Thank you for the explanation, now I understand. :smiley:

Thanks @LostKobrakai it’s much clearer now.

I was doing some tests from iex and I noticed that the caller process doesn’t get killed when the pool timeout occurs (the iex process has the same PID before and after the timeout). Interesting enough, the variable result isn’t bound to anything when the query timeouts.

How is the caller process expected to handle DB timeouts? I was expecting it to die on the timeout or at least for the result variable to be {:error, timeout} or similar.

iex(32)> self()
#PID<0.1357.0>

iex(33)> result = MyApp.Repo.all(MyApp.MySchema, timeout: 1)

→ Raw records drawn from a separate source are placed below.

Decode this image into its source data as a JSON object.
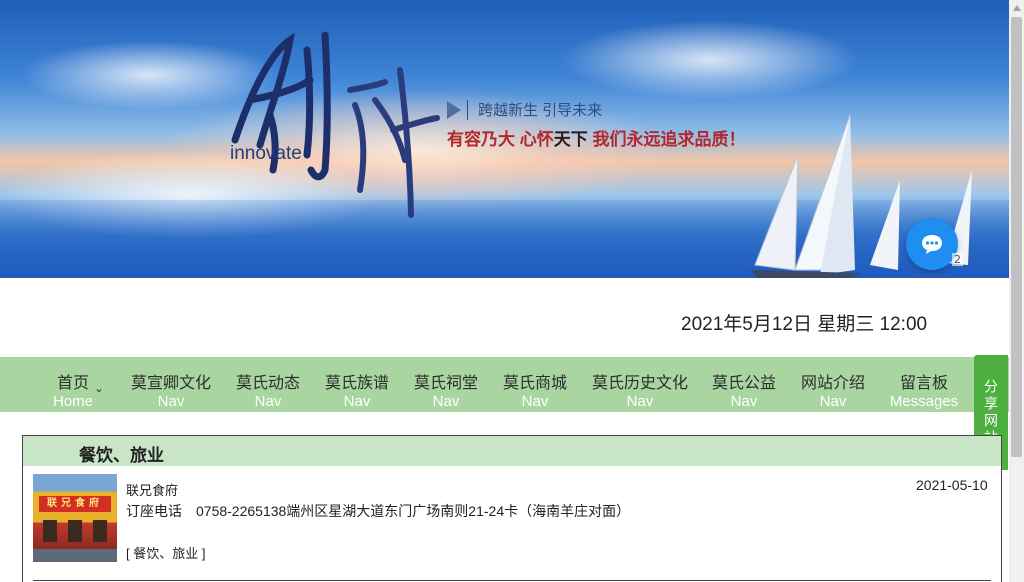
{
  "banner": {
    "logo_word": "innovate",
    "slogan_line1": "跨越新生  引导未来",
    "slogan_line2_red1": "有容乃大 心怀",
    "slogan_line2_dark": "天下",
    "slogan_line2_red2": " 我们永远追求品质！",
    "chat_badge": "2"
  },
  "datetime": "2021年5月12日 星期三 12:00",
  "nav": {
    "items": [
      {
        "cn": "首页",
        "en": "Home"
      },
      {
        "cn": "莫宣卿文化",
        "en": "Nav"
      },
      {
        "cn": "莫氏动态",
        "en": "Nav"
      },
      {
        "cn": "莫氏族谱",
        "en": "Nav"
      },
      {
        "cn": "莫氏祠堂",
        "en": "Nav"
      },
      {
        "cn": "莫氏商城",
        "en": "Nav"
      },
      {
        "cn": "莫氏历史文化",
        "en": "Nav"
      },
      {
        "cn": "莫氏公益",
        "en": "Nav"
      },
      {
        "cn": "网站介绍",
        "en": "Nav"
      },
      {
        "cn": "留言板",
        "en": "Messages"
      }
    ]
  },
  "share_tab": "分享网站",
  "category": {
    "title": "餐饮、旅业",
    "entries": [
      {
        "name": "联兄食府",
        "description": "订座电话　0758-2265138端州区星湖大道东门广场南则21-24卡（海南羊庄对面）",
        "tag": "[ 餐饮、旅业 ]",
        "date": "2021-05-10",
        "thumb_sign": "联兄食府"
      }
    ]
  },
  "colors": {
    "nav_bg": "#a8d5a0",
    "category_header_bg": "#c8e6c6",
    "share_tab_bg": "#4caf3f",
    "chat_button": "#1e8ff0",
    "slogan_red": "#b3262b"
  }
}
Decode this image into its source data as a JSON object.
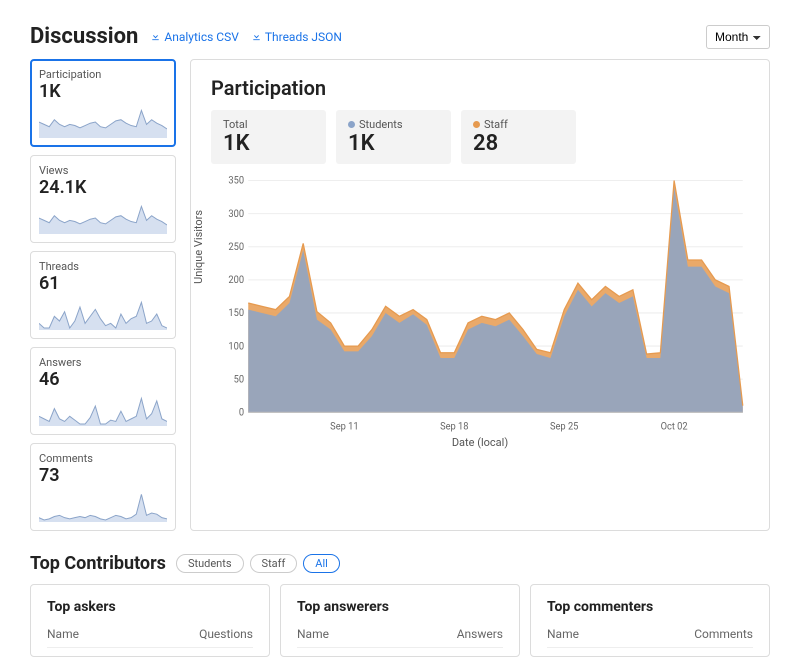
{
  "header": {
    "title": "Discussion",
    "analytics_link": "Analytics CSV",
    "threads_link": "Threads JSON",
    "period_selected": "Month"
  },
  "metrics": [
    {
      "label": "Participation",
      "value": "1K",
      "selected": true
    },
    {
      "label": "Views",
      "value": "24.1K",
      "selected": false
    },
    {
      "label": "Threads",
      "value": "61",
      "selected": false
    },
    {
      "label": "Answers",
      "value": "46",
      "selected": false
    },
    {
      "label": "Comments",
      "value": "73",
      "selected": false
    }
  ],
  "panel": {
    "title": "Participation",
    "stats": [
      {
        "label": "Total",
        "value": "1K",
        "dot": null
      },
      {
        "label": "Students",
        "value": "1K",
        "dot": "blue"
      },
      {
        "label": "Staff",
        "value": "28",
        "dot": "orange"
      }
    ],
    "ylabel": "Unique Visitors",
    "xlabel": "Date (local)"
  },
  "chart_data": {
    "type": "area",
    "xlabel": "Date (local)",
    "ylabel": "Unique Visitors",
    "ylim": [
      0,
      350
    ],
    "x_ticks": [
      "Sep 11",
      "Sep 18",
      "Sep 25",
      "Oct 02"
    ],
    "y_ticks": [
      0,
      50,
      100,
      150,
      200,
      250,
      300,
      350
    ],
    "series": [
      {
        "name": "Staff",
        "color": "#e69a4f",
        "values": [
          165,
          160,
          155,
          175,
          255,
          152,
          135,
          100,
          100,
          125,
          160,
          145,
          155,
          140,
          90,
          90,
          135,
          145,
          140,
          150,
          125,
          95,
          90,
          155,
          195,
          170,
          190,
          175,
          185,
          88,
          90,
          350,
          230,
          230,
          200,
          190,
          10
        ]
      },
      {
        "name": "Students",
        "color": "#8ba4c9",
        "values": [
          155,
          150,
          145,
          165,
          245,
          140,
          125,
          92,
          92,
          115,
          150,
          135,
          148,
          132,
          82,
          82,
          125,
          135,
          130,
          140,
          115,
          88,
          82,
          145,
          185,
          160,
          180,
          165,
          175,
          82,
          82,
          340,
          220,
          220,
          190,
          180,
          8
        ]
      }
    ]
  },
  "contributors": {
    "title": "Top Contributors",
    "filters": [
      {
        "label": "Students",
        "selected": false
      },
      {
        "label": "Staff",
        "selected": false
      },
      {
        "label": "All",
        "selected": true
      }
    ],
    "cards": [
      {
        "title": "Top askers",
        "col1": "Name",
        "col2": "Questions"
      },
      {
        "title": "Top answerers",
        "col1": "Name",
        "col2": "Answers"
      },
      {
        "title": "Top commenters",
        "col1": "Name",
        "col2": "Comments"
      }
    ]
  },
  "spark": {
    "participation": [
      12,
      10,
      8,
      14,
      10,
      8,
      10,
      9,
      7,
      9,
      11,
      12,
      8,
      7,
      10,
      13,
      14,
      11,
      9,
      8,
      22,
      10,
      14,
      11,
      9,
      6
    ],
    "views": [
      12,
      10,
      8,
      14,
      10,
      8,
      10,
      9,
      7,
      9,
      11,
      12,
      8,
      7,
      10,
      13,
      14,
      11,
      9,
      8,
      22,
      10,
      14,
      11,
      9,
      6
    ],
    "threads": [
      4,
      0,
      0,
      10,
      6,
      14,
      0,
      6,
      18,
      4,
      10,
      16,
      8,
      2,
      4,
      0,
      12,
      4,
      8,
      10,
      22,
      4,
      6,
      12,
      2,
      0
    ],
    "answers": [
      6,
      4,
      2,
      12,
      4,
      2,
      6,
      3,
      0,
      0,
      5,
      14,
      0,
      0,
      3,
      2,
      10,
      2,
      4,
      6,
      20,
      4,
      8,
      18,
      4,
      2
    ],
    "comments": [
      2,
      0,
      1,
      3,
      4,
      2,
      1,
      2,
      3,
      2,
      4,
      3,
      1,
      0,
      2,
      4,
      3,
      1,
      2,
      5,
      22,
      4,
      6,
      5,
      2,
      1
    ]
  }
}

[error] Postgrex.Protocol (#PID<0.1120.0>) disconnected: ** (DBConnection.ConnectionError) client #PID<0.1357.0> timed out because it queued and checked out the connection for longer than 1ms

#PID<0.1357.0> was at location:

    :prim_inet.recv0/3
    (postgrex 0.16.5) lib/postgrex/protocol.ex:3171: Postgrex.Protocol.msg_recv/4
    (postgrex 0.16.5) lib/postgrex/protocol.ex:2893: Postgrex.Protocol.recv_close/3
    (postgrex 0.16.5) lib/postgrex/protocol.ex:1460: Postgrex.Protocol.close_parse_describe_flush/3
    (db_connection 2.4.3) lib/db_connection/holder.ex:354: DBConnection.Holder.holder_apply/4
    (db_connection 2.4.3) lib/db_connection.ex:1398: DBConnection.prepare/4
    (db_connection 2.4.3) lib/db_connection.ex:1391: DBConnection.run_prepare/4
    (db_connection 2.4.3) lib/db_connection.ex:1403: DBConnection.run_prepare_execute/5
    (db_connection 2.4.3) lib/db_connection.ex:1508: DBConnection.run/6
    (db_connection 2.4.3) lib/db_connection.ex:644: DBConnection.parsed_prepare_execute/5
    (db_connection 2.4.3) lib/db_connection.ex:636: DBConnection.prepare_execute/4
    (ecto_sql 3.9.2) lib/ecto/adapters/postgres/connection.ex:70: Ecto.Adapters.Postgres.Connection.prepare_execute/5
    (ecto_sql 3.9.2) lib/ecto/adapters/sql.ex:836: Ecto.Adapters.SQL.execute!/5
    (ecto_sql 3.9.2) lib/ecto/adapters/sql.ex:828: Ecto.Adapters.SQL.execute/6
    (ecto 3.9.4) lib/ecto/repo/queryable.ex:229: Ecto.Repo.Queryable.execute/4
    (ecto 3.9.4) lib/ecto/repo/queryable.ex:19: Ecto.Repo.Queryable.all/3
    (elixir 1.14.0) src/elixir.erl:298: anonymous fn/4 in :elixir.eval_external_handler/1
    (stdlib 4.0.1) erl_eval.erl:748: :erl_eval.do_apply/7
    (stdlib 4.0.1) erl_eval.erl:492: :erl_eval.expr/6
    (elixir 1.14.0) src/elixir.erl:288: :elixir.eval_forms/3
    (elixir 1.14.0) lib/module/parallel_checker.ex:100: Module.ParallelChecker.verify/1
    (iex 1.14.0) lib/iex/evaluator.ex:329: IEx.Evaluator.eval_and_inspect/3
    (iex 1.14.0) lib/iex/evaluator.ex:303: IEx.Evaluator.eval_and_inspect_parsed/3
    (iex 1.14.0) lib/iex/evaluator.ex:292: IEx.Evaluator.parse_eval_inspect/3
    (iex 1.14.0) lib/iex/evaluator.ex:187: IEx.Evaluator.loop/1
    (iex 1.14.0) lib/iex/evaluator.ex:32: IEx.Evaluator.init/4
    (stdlib 4.0.1) proc_lib.erl:240: :proc_lib.init_p_do_apply/3

** (DBConnection.ConnectionError) tcp recv: closed (the connection was closed by the pool, possibly due to a timeout or because the pool has been terminated)
    (ecto_sql 3.9.2) lib/ecto/adapters/sql.ex:913: Ecto.Adapters.SQL.raise_sql_call_error/1
    (ecto_sql 3.9.2) lib/ecto/adapters/sql.ex:828: Ecto.Adapters.SQL.execute/6
    (ecto 3.9.4) lib/ecto/repo/queryable.ex:229: Ecto.Repo.Queryable.execute/4
    (ecto 3.9.4) lib/ecto/repo/queryable.ex:19: Ecto.Repo.Queryable.all/3
    iex:33: (file)

iex(33)> self()                                                
#PID<0.1357.0>

iex(34)> result
warning: variable "result" does not exist and is being expanded to "result()", please use parentheses to remove the ambiguity or change the variable name

Thanks again for your help!

IEx has some special ways to deal with exceptions. Generally the caller crashes.

1 Like

Moving away from Elixir here, you could also enable logs on Postgres and monitor them as you play around with the suggestions above. I have some notes about this here. Please post your findings!

2 Likes

Ah thank you so much, that explains it! I was getting confused by this.